An Associated Press analysis of government data has found that black workers are chronically underrepresented compared with whites in high-salary jobs in technology, business, life sciences, and architecture and engineering, among other areas. …

In Boston — a hub for technology and innovation, and home to prestigious universities — white workers outnumber black ones by about 27-to-1 in computer- and mathematics-related professions, compared with the overall ratio of 9.5-to-1 for workers in the city. Overall, Boston’s ratio of white-to-black workers is wider than that of the nation in six of the top 10 high-income fields. …
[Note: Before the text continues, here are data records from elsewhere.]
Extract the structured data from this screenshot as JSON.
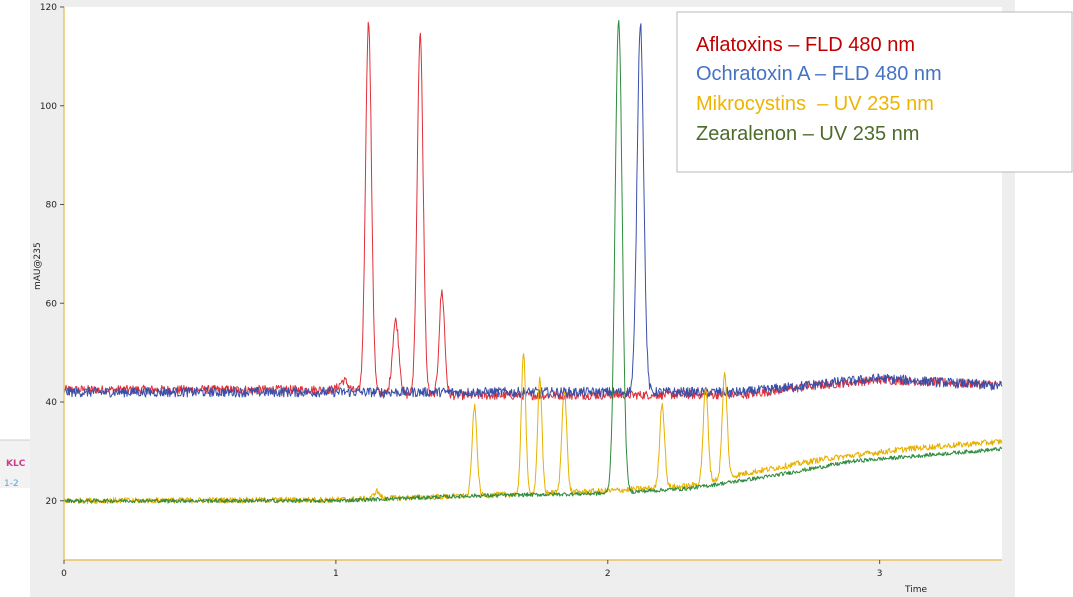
{
  "chart_data": {
    "type": "line",
    "title": "",
    "xlabel": "Time",
    "ylabel": "mAU@235",
    "xlim": [
      0,
      3.45
    ],
    "ylim": [
      8,
      120
    ],
    "x_ticks": [
      0,
      1,
      2,
      3
    ],
    "y_ticks": [
      20,
      40,
      60,
      80,
      100,
      120
    ],
    "x_tick_labels": [
      "0",
      "1",
      "2",
      "3"
    ],
    "y_tick_labels": [
      "20",
      "40",
      "60",
      "80",
      "100",
      "120"
    ],
    "grid": false,
    "legend_position": "top-right",
    "legend": [
      {
        "label": "Aflatoxins – FLD 480 nm",
        "color": "#c00000"
      },
      {
        "label": "Ochratoxin A – FLD 480 nm",
        "color": "#4472c4"
      },
      {
        "label": "Mikrocystins  – UV 235 nm",
        "color": "#f0b400"
      },
      {
        "label": "Zearalenon – UV 235 nm",
        "color": "#4d6b2a"
      }
    ],
    "series": [
      {
        "color": "#e0303a",
        "baseline": [
          [
            0,
            42.5
          ],
          [
            1.0,
            42.5
          ],
          [
            1.2,
            41.5
          ],
          [
            1.5,
            41.3
          ],
          [
            2.5,
            41.5
          ],
          [
            2.8,
            43.5
          ],
          [
            3.0,
            44.5
          ],
          [
            3.45,
            43.5
          ]
        ],
        "peaks": [
          [
            1.03,
            2,
            0.015
          ],
          [
            1.12,
            75,
            0.011
          ],
          [
            1.22,
            15,
            0.012
          ],
          [
            1.31,
            73,
            0.011
          ],
          [
            1.39,
            21,
            0.01
          ]
        ],
        "noise": 0.9
      },
      {
        "color": "#3a4fa8",
        "baseline": [
          [
            0,
            42.0
          ],
          [
            1.0,
            42.0
          ],
          [
            1.5,
            42.0
          ],
          [
            2.5,
            42.0
          ],
          [
            2.8,
            43.8
          ],
          [
            3.0,
            44.8
          ],
          [
            3.45,
            43.2
          ]
        ],
        "peaks": [
          [
            2.12,
            75,
            0.012
          ]
        ],
        "noise": 1.0
      },
      {
        "color": "#e8b000",
        "baseline": [
          [
            0,
            20.0
          ],
          [
            1.0,
            20.2
          ],
          [
            1.5,
            21.0
          ],
          [
            2.0,
            22.0
          ],
          [
            2.3,
            23.0
          ],
          [
            2.5,
            25.5
          ],
          [
            2.8,
            28.5
          ],
          [
            3.1,
            30.5
          ],
          [
            3.45,
            32.0
          ]
        ],
        "peaks": [
          [
            1.15,
            1.5,
            0.01
          ],
          [
            1.51,
            18,
            0.009
          ],
          [
            1.69,
            29,
            0.008
          ],
          [
            1.75,
            23,
            0.008
          ],
          [
            1.84,
            21,
            0.009
          ],
          [
            2.2,
            17,
            0.009
          ],
          [
            2.36,
            19,
            0.009
          ],
          [
            2.43,
            21,
            0.009
          ]
        ],
        "noise": 0.6
      },
      {
        "color": "#2e8b3e",
        "baseline": [
          [
            0,
            20.0
          ],
          [
            1.0,
            20.0
          ],
          [
            1.5,
            21.0
          ],
          [
            2.0,
            21.5
          ],
          [
            2.3,
            22.5
          ],
          [
            2.6,
            25.0
          ],
          [
            2.9,
            28.0
          ],
          [
            3.45,
            30.5
          ]
        ],
        "peaks": [
          [
            2.04,
            96,
            0.013
          ]
        ],
        "noise": 0.4
      }
    ]
  },
  "clipped_labels": {
    "line1": "KLC",
    "line1_color": "#d03c8c",
    "line2": "1-2",
    "line2_color": "#5ba3d0"
  }
}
He said “structural discrimination” is the overarching cause of disproportionate race representation in high-paying fields. …

Okay, that’s boring. Here’s something a little more interesting:

… In Atlanta, King’s hometown, the proportional representation of black-to-white workers is close to even in many fields. Many reasons are cited. Atlanta has historically black colleges and universities such as King’s alma mater, Morehouse; the first black mayor, Maynard Jackson, pressed for policies helping black professionals after his 1973 election; and events like the 1996 Olympics opened doors for entrepreneurs of all races.

Atlanta is an exception.

It’s almost as if there isn’t a large enough supply of smart black people to meet the tremendous demand all across the country from a huge number of industries that want more black talent. Yet smart black people themselves are choosing to concentrate in the Atlanta area where they can be near their own kind.